Wie weit reichen unsere Geistesgegenwart und unser Mut?
Am Dottenfelderhof, der seit 1968 bei Bad Vilbel biologisch-dynamisch wirtschaftet, fand am 1. und 2. Oktober 2022 der Versuch eines neuen Michael-Festes der Anthroposophischen Gesellschaft in Deutschland statt.
Der neue Versuch: kaum Programm, alles aus der Geistesgegenwart schaffen. Doch zunächst erhielten alle Teilnehmenden eisen- und schwefelhaltiges Mineralwasser aus dem Brunnen des Hofgeländes. Dies half uns, am Ort ganz anzukommen. Anschließend begann die Zusammenkunft mit Improvisationen auf Klanginstrumenten (Petra Ziebig), Leier (Thomas Leins) und Cello (Marcus Gerhardts).
Für die folgenden zwei Einheiten teilten sich die rund 75 Teilnehmenden in sechs Arbeitsgruppen auf. Verschiedene Aspekte Michaels wurden gedanklich, durch Eurythmieformen, gestaltete Sprache, Farben, Klänge und Wahrnehmungen in der Natur bewegt: Michael mit der Waage, als Drachenkämpfer, als Geist der Freiheit, mit schweigsamem Ernst, mit Wegweisern und als Energiespender für unsere Ätherleiber.
Die intensive Vorbereitung in den Gruppen war am Abend beim Fest-Versuch zu bemerken. Wir saßen in Kreisen um eine abstrakte Stahlplastik von Joachim Kreutz. Beiträge von einzelnen oder aus den Gruppen, in Sprache, Gedankenform, Musik, Bewegung „perlten“ in die Runde, immer im pendelnd zwischen dem Erlebnis im Raum und dem inneren Nachhall, immer authentisch. Die Eurythmistin Jona Lindermayer setzte in Bewegungsgesten um, was sie hörte, sah, empfand. Aus der Stille, der Ratlosigkeit, dem Zaudern entstanden kraftvolle Äußerungen und große Klänge. Auch der Humor hatte seinen Platz. Vereint waren alle in der Anstrengung, ein stimmiges Fest zu gestalten.
Der Sonntag begann mit hohem Anspruch: sich Michael als Zeitgeist in einer ihm zugewandten Sprache zu nähern. Worte Rudolf Steiners, eigene Gedichte, Texte, ja Anrufe an Michael, neue Gedanken vom heutigen Morgen, Erlebnisse in Bildern, eine lange, lebendige Gedankenbewegung, gemeinsame Bewegung und Singen – alles erhielt seinen Platz, zeigte die Verschiedenheit der Anwesenden. Es entstand Dichte, Intensität, mutiges Sprechen, aber kein zusammenführendes Hinwenden zu Michael.
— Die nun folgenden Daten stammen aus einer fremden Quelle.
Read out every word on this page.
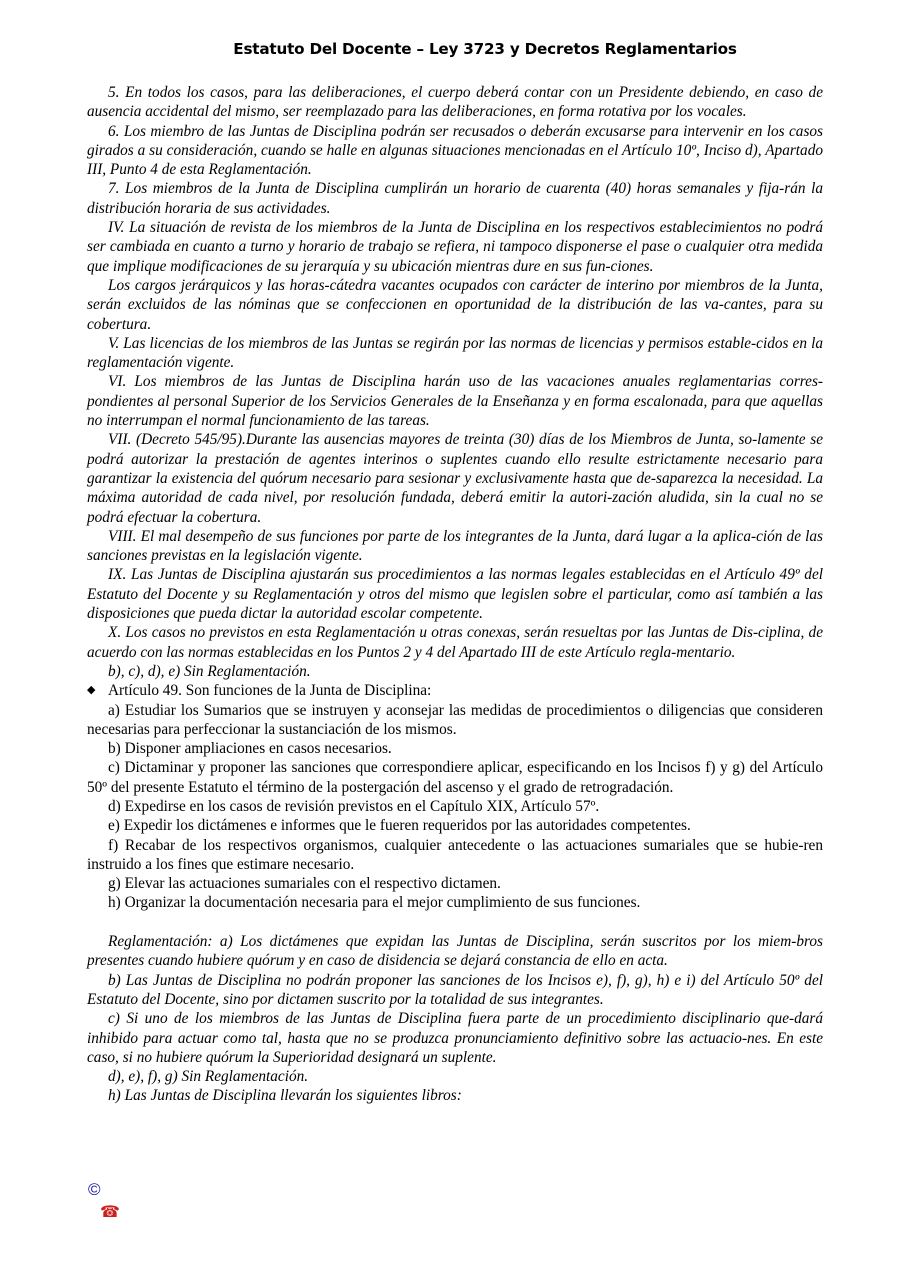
Estatuto Del Docente – Ley 3723 y Decretos Reglamentarios

5. En todos los casos, para las deliberaciones, el cuerpo deberá contar con un Presidente debiendo, en caso de ausencia accidental del mismo, ser reemplazado para las deliberaciones, en forma rotativa por los vocales.

6. Los miembro de las Juntas de Disciplina podrán ser recusados o deberán excusarse para intervenir en los casos girados a su consideración, cuando se halle en algunas situaciones mencionadas en el Artículo 10º, Inciso d), Apartado III, Punto 4 de esta Reglamentación.

7. Los miembros de la Junta de Disciplina cumplirán un horario de cuarenta (40) horas semanales y fija-rán la distribución horaria de sus actividades.

IV. La situación de revista de los miembros de la Junta de Disciplina en los respectivos establecimientos no podrá ser cambiada en cuanto a turno y horario de trabajo se refiera, ni tampoco disponerse el pase o cualquier otra medida que implique modificaciones de su jerarquía y su ubicación mientras dure en sus fun-ciones.

Los cargos jerárquicos y las horas-cátedra vacantes ocupados con carácter de interino por miembros de la Junta, serán excluidos de las nóminas que se confeccionen en oportunidad de la distribución de las va-cantes, para su cobertura.

V. Las licencias de los miembros de las Juntas se regirán por las normas de licencias y permisos estable-cidos en la reglamentación vigente.

VI. Los miembros de las Juntas de Disciplina harán uso de las vacaciones anuales reglamentarias corres-pondientes al personal Superior de los Servicios Generales de la Enseñanza y en forma escalonada, para que aquellas no interrumpan el normal funcionamiento de las tareas.

VII. (Decreto 545/95).Durante las ausencias mayores de treinta (30) días de los Miembros de Junta, so-lamente se podrá autorizar la prestación de agentes interinos o suplentes cuando ello resulte estrictamente necesario para garantizar la existencia del quórum necesario para sesionar y exclusivamente hasta que de-saparezca la necesidad. La máxima autoridad de cada nivel, por resolución fundada, deberá emitir la autori-zación aludida, sin la cual no se podrá efectuar la cobertura.

VIII. El mal desempeño de sus funciones por parte de los integrantes de la Junta, dará lugar a la aplica-ción de las sanciones previstas en la legislación vigente.

IX. Las Juntas de Disciplina ajustarán sus procedimientos a las normas legales establecidas en el Artículo 49º del Estatuto del Docente y su Reglamentación y otros del mismo que legislen sobre el particular, como así también a las disposiciones que pueda dictar la autoridad escolar competente.

X. Los casos no previstos en esta Reglamentación u otras conexas, serán resueltas por las Juntas de Dis-ciplina, de acuerdo con las normas establecidas en los Puntos 2 y 4 del Apartado III de este Artículo regla-mentario.

b), c), d), e) Sin Reglamentación.

◆ Artículo 49. Son funciones de la Junta de Disciplina:

a) Estudiar los Sumarios que se instruyen y aconsejar las medidas de procedimientos o diligencias que consideren necesarias para perfeccionar la sustanciación de los mismos.

b) Disponer ampliaciones en casos necesarios.

c) Dictaminar y proponer las sanciones que correspondiere aplicar, especificando en los Incisos f) y g) del Artículo 50º del presente Estatuto el término de la postergación del ascenso y el grado de retrogradación.

d) Expedirse en los casos de revisión previstos en el Capítulo XIX, Artículo 57º.

e) Expedir los dictámenes e informes que le fueren requeridos por las autoridades competentes.

f) Recabar de los respectivos organismos, cualquier antecedente o las actuaciones sumariales que se hubie-ren instruido a los fines que estimare necesario.

g) Elevar las actuaciones sumariales con el respectivo dictamen.

h) Organizar la documentación necesaria para el mejor cumplimiento de sus funciones.

Reglamentación: a) Los dictámenes que expidan las Juntas de Disciplina, serán suscritos por los miem-bros presentes cuando hubiere quórum y en caso de disidencia se dejará constancia de ello en acta.

b) Las Juntas de Disciplina no podrán proponer las sanciones de los Incisos e), f), g), h) e i) del Artículo 50º del Estatuto del Docente, sino por dictamen suscrito por la totalidad de sus integrantes.

c) Si uno de los miembros de las Juntas de Disciplina fuera parte de un procedimiento disciplinario que-dará inhibido para actuar como tal, hasta que no se produzca pronunciamiento definitivo sobre las actuacio-nes. En este caso, si no hubiere quórum la Superioridad designará un suplente.

d), e), f), g) Sin Reglamentación.

h) Las Juntas de Disciplina llevarán los siguientes libros:

©
☎
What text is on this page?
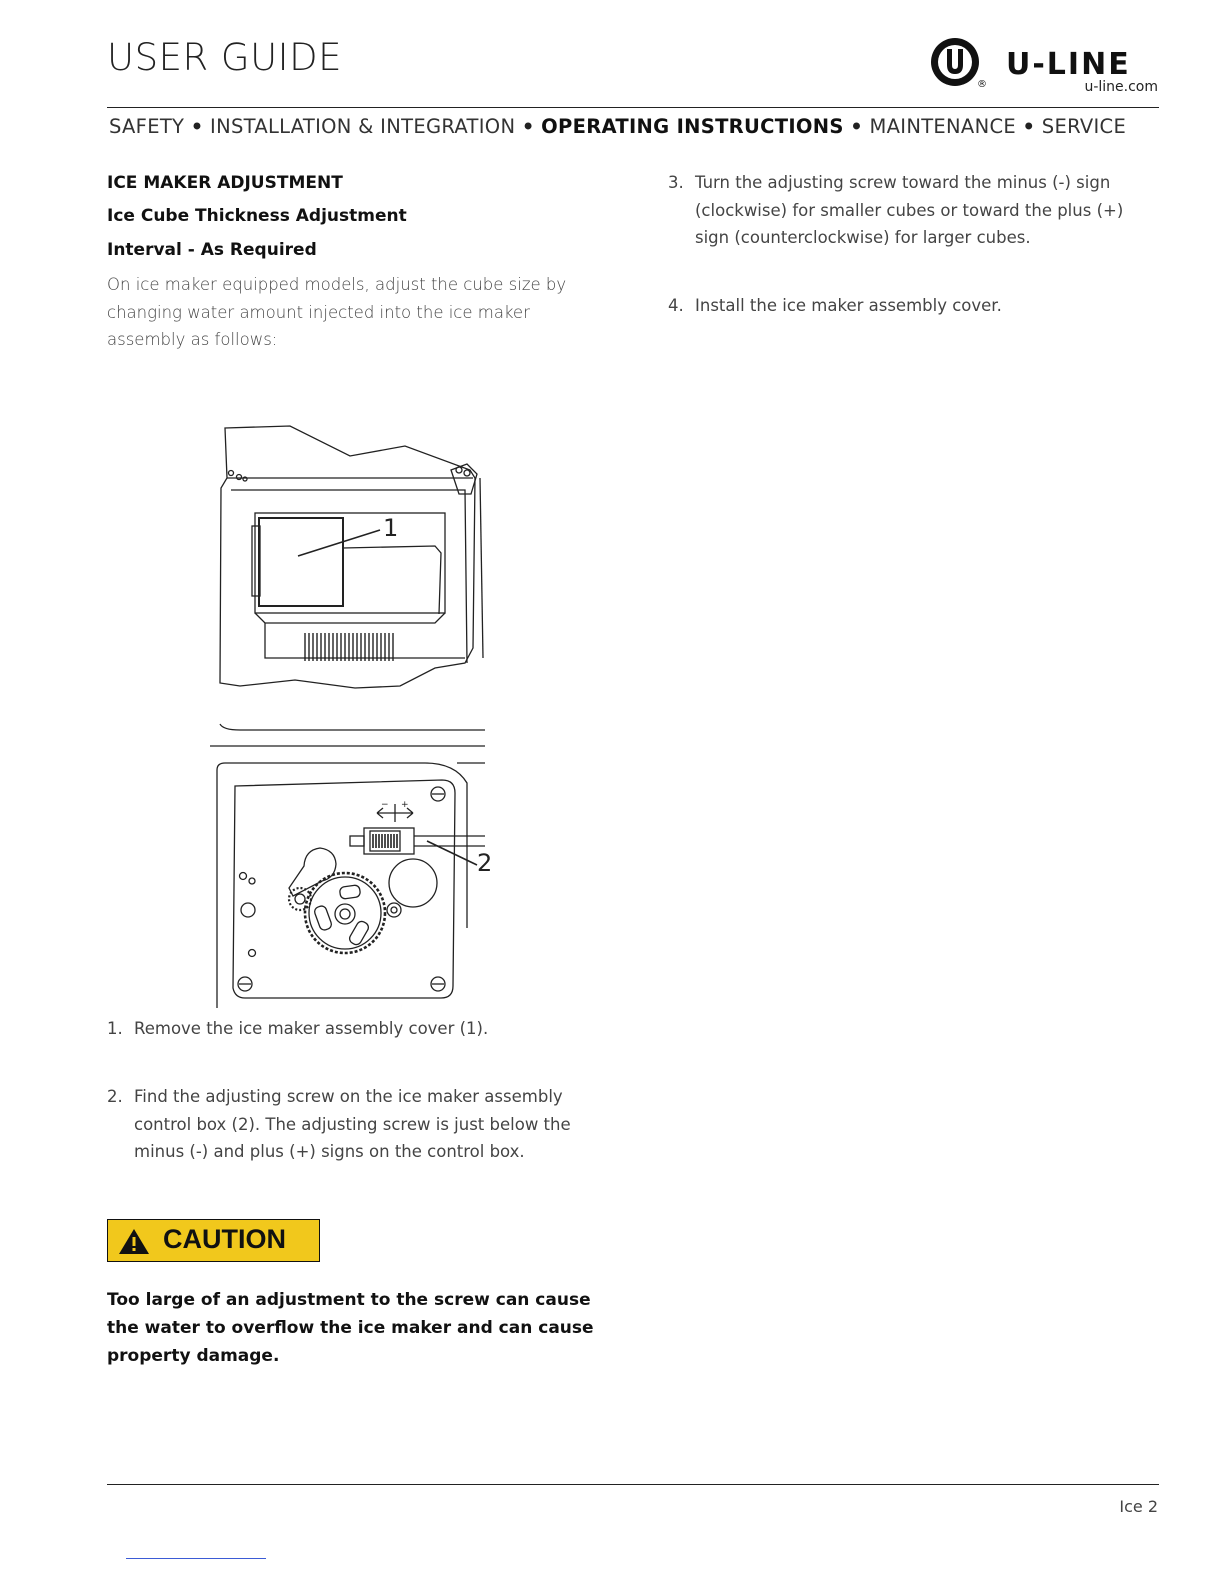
USER GUIDE
®
U-LINE
u-line.com
SAFETY • INSTALLATION & INTEGRATION • OPERATING INSTRUCTIONS • MAINTENANCE • SERVICE
ICE MAKER ADJUSTMENT
Ice Cube Thickness Adjustment
Interval - As Required
On ice maker equipped models, adjust the cube size by changing water amount injected into the ice maker assembly as follows:
1
− +
2
1. Remove the ice maker assembly cover (1).
2. Find the adjusting screw on the ice maker assembly control box (2). The adjusting screw is just below the minus (-) and plus (+) signs on the control box.
3. Turn the adjusting screw toward the minus (-) sign (clockwise) for smaller cubes or toward the plus (+) sign (counterclockwise) for larger cubes.
4. Install the ice maker assembly cover.
CAUTION
Too large of an adjustment to the screw can cause the water to overflow the ice maker and can cause property damage.
Ice 2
Demgegenüber war das Abschlussritual (Rosina Breyer) aus einem Guss geformt. Die Beziehungen und Bewegungen der vier Erzengel im Jahreslauf erschienen im Raum und durch die Bewegungen von vier Eurythmistinnen, denen sich jeweils eine Teilnehmergruppe zugesellte. So konnte der Versuch, in Gemeinsamkeit ein Michaelfest zu feiern, in besonderer Dichte und Präsenz abgerundet werden.
Die Gelegenheit, das aus 287 Metern Tiefe hoch heraufsprudelnde Mineralwasser direkt am Brunnen zu sehen und zu schmecken, fachgerecht begleitet, nahmen noch etwa 15 Teilnehmende dankbar wahr.